Assyria: Assyria Council of Europe Issues Statement on Bus Attack


Active ImageOn the morning of Sunday 2nd May, terrorists attacked a column of buses transporting Assyrian students to Mosul University, which lies in the most volatile area in Northern Iraq. Four died in the blasts which also injured 171 according to recent reports.

 

 

Below is an article published by Assyrian International News Agency:

This tragedy has stunned the Assyrian community, whose position in their native homeland has been under existential threat for many years.

Iraq, still troubled by the confusion surrounding the recent election, has proved again to be an unstable environment for its minorities.

The Iraqi government, whatever its future composition, must step up its efforts to ensure the safety of groups such as the Assyrians (also known as Chaldeans and Syriacs), who are only beginning to find their footing in a state which has long been oppressive of its smaller groups.

In a bid to prove to the soon departing allied forces that Iraq is a stable and functioning democracy, the Iraqi government must address this security issue with its utmost attention.

By rejecting plans proposed by the Assyrian Christians to field their own police force and instead opting for security checkpoints manned by groups who are still locked in territorial disputes, the Iraqi government must now reconsider this strategy.

The indigenous Assyrians have lived in Iraq for thousands of years, before even the birth of Christianity. However, their position in their homeland has always been strained and under threat from neighbouring ethno-religious groups who have violently targeted them.

It is tragedies like this which are a throwback to the barbaric past. It is imperative that more must be done by the security and judicial forces to prevent devastating attacks like this to happen again.

The repeated attempts to either drive away or exterminate the Assyrian people from their own homeland cannot continue. An immediate investigation is imperative, with the arrest and prosecution of the attackers the only acceptable outcome.

Europe too must act before all of the Assyrian Christians leave Iraq. In the Dutch Parliament, Joël Voordewind, a Christian Union MP who has been following the violence against Assyrian Christians, asked the Minister of Foreign Affairs Maxime Verhagen to organise a roundtable discussion on how to stop the violence against the Assyrians and ensure their safety.
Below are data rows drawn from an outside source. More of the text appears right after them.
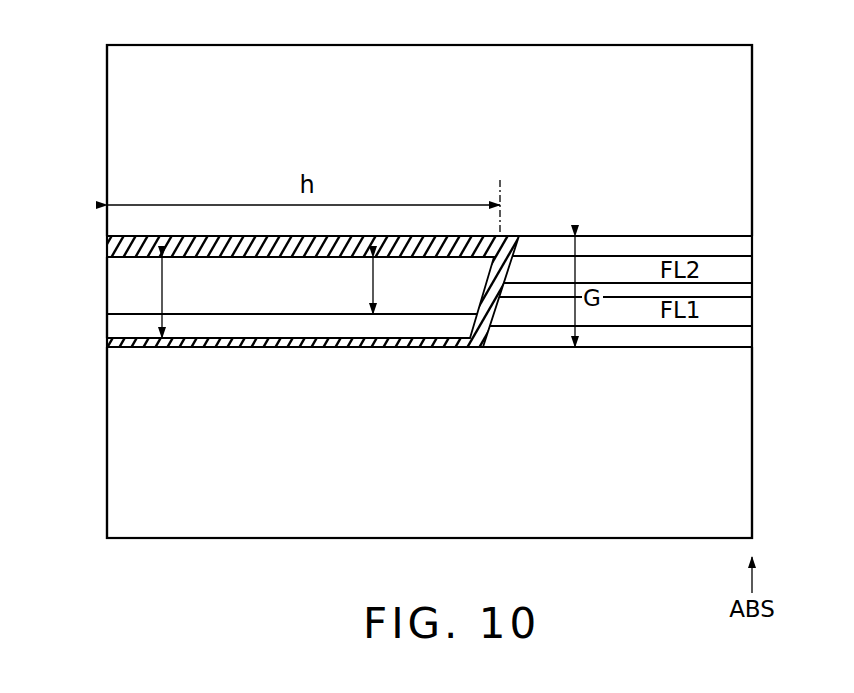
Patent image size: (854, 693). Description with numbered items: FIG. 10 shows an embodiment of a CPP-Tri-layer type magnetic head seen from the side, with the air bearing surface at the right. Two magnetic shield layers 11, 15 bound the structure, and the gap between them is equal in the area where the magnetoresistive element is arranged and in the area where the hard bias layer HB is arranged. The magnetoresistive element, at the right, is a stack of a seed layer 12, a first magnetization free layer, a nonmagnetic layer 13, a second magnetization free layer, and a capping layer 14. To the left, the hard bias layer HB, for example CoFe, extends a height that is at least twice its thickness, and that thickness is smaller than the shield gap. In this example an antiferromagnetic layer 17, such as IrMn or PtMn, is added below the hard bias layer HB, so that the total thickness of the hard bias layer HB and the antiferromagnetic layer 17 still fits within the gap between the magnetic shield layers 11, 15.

The magnetic shield layer 11 is at (740, 449).
The seed layer 12 is at (740, 339).
The nonmagnetic layer 13 is at (740, 293).
The capping layer 14 is at (740, 249).
The magnetic shield layer 15 is at (740, 171).
The antiferromagnetic layer 17 is at (117, 325).
The hard bias layer HB is at (117, 289).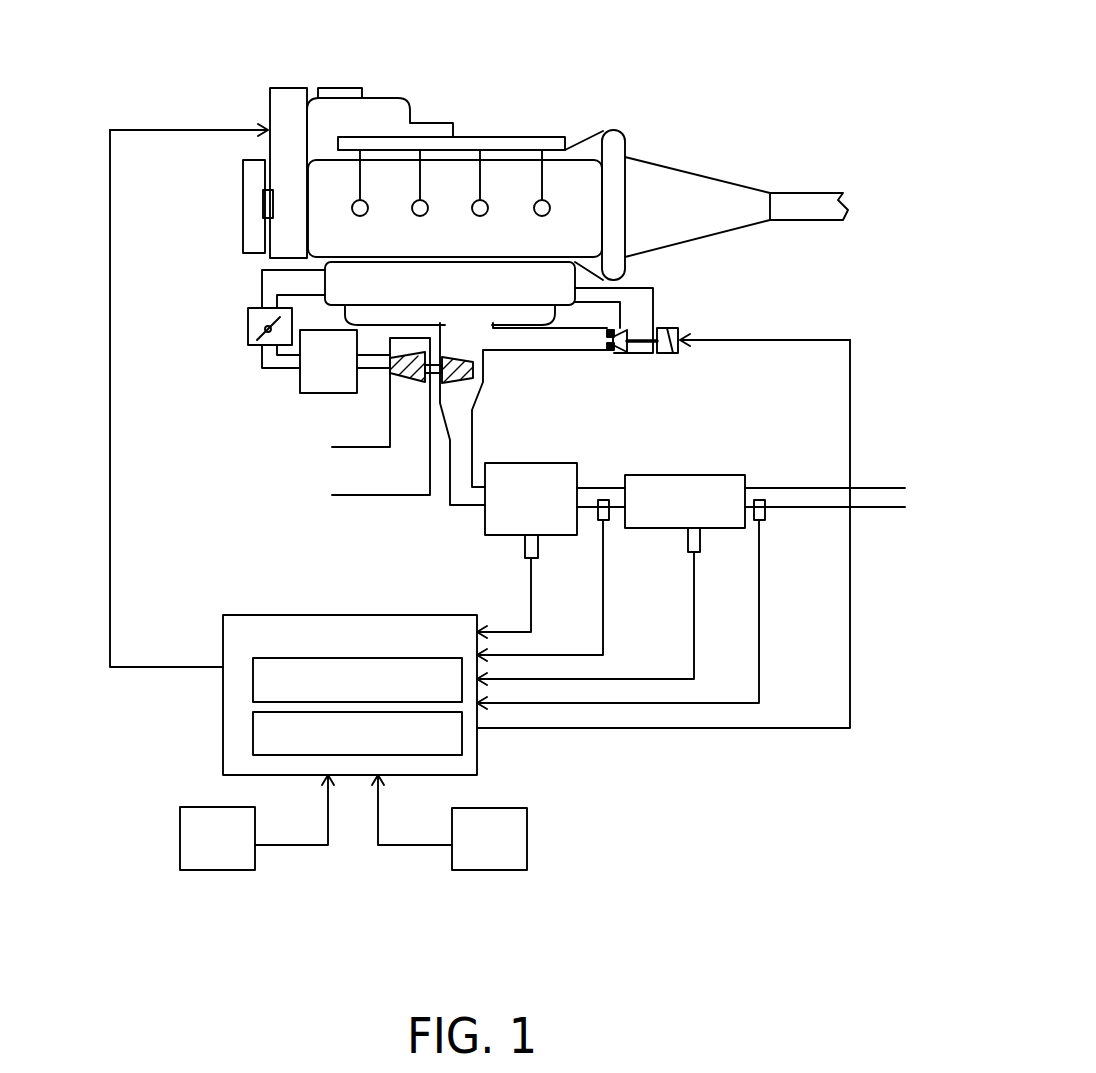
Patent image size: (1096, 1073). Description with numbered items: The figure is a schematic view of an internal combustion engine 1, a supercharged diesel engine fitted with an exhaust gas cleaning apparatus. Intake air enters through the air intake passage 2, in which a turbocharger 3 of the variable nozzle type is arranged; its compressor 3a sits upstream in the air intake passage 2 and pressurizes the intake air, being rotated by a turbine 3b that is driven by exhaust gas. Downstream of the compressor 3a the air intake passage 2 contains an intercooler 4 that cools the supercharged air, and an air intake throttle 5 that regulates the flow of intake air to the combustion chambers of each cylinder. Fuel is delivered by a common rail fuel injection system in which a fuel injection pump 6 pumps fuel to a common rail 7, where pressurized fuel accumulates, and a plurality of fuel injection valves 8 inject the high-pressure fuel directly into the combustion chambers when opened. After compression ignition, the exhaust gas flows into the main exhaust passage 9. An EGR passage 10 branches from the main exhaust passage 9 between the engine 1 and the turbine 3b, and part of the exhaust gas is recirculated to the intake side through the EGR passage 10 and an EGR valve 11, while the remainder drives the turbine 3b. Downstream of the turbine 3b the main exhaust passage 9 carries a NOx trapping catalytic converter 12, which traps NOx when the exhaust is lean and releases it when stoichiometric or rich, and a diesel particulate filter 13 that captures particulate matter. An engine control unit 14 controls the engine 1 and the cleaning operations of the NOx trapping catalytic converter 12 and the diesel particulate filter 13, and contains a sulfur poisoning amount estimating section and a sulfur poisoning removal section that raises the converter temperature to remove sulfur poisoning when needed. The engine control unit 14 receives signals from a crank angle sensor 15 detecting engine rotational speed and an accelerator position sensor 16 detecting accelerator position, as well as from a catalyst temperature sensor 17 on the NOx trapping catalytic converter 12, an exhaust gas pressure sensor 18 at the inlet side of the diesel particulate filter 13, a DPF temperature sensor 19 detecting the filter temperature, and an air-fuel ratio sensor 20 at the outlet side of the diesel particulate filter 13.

The internal combustion engine 1 is at (580, 112).
The air intake passage 2 is at (262, 287).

Mr Voordewind has visited Christians in the Middle East many times, including over 100 Assyrians in the Nineveh Plains, writing a report on his findings. The UN office in Arbil considers the Nineveh Plains an unsafe region. To remedy this, the Assyrians in the Nineveh Province need:

•    A Nineveh University to be established and financed as soon as possible, so students will not need to travel to volatile places like Mosul where they can be violently targeted and Arbil where discrimination against Assyrians is a reality.

•    A dedicated, locally derived security force for the Nineveh Plains, much like other regions and minorities enjoy.

The Assyria Council of Europe will soon publish an annual human rights report for 2009 regarding the plight of the Assyrians in Iraq.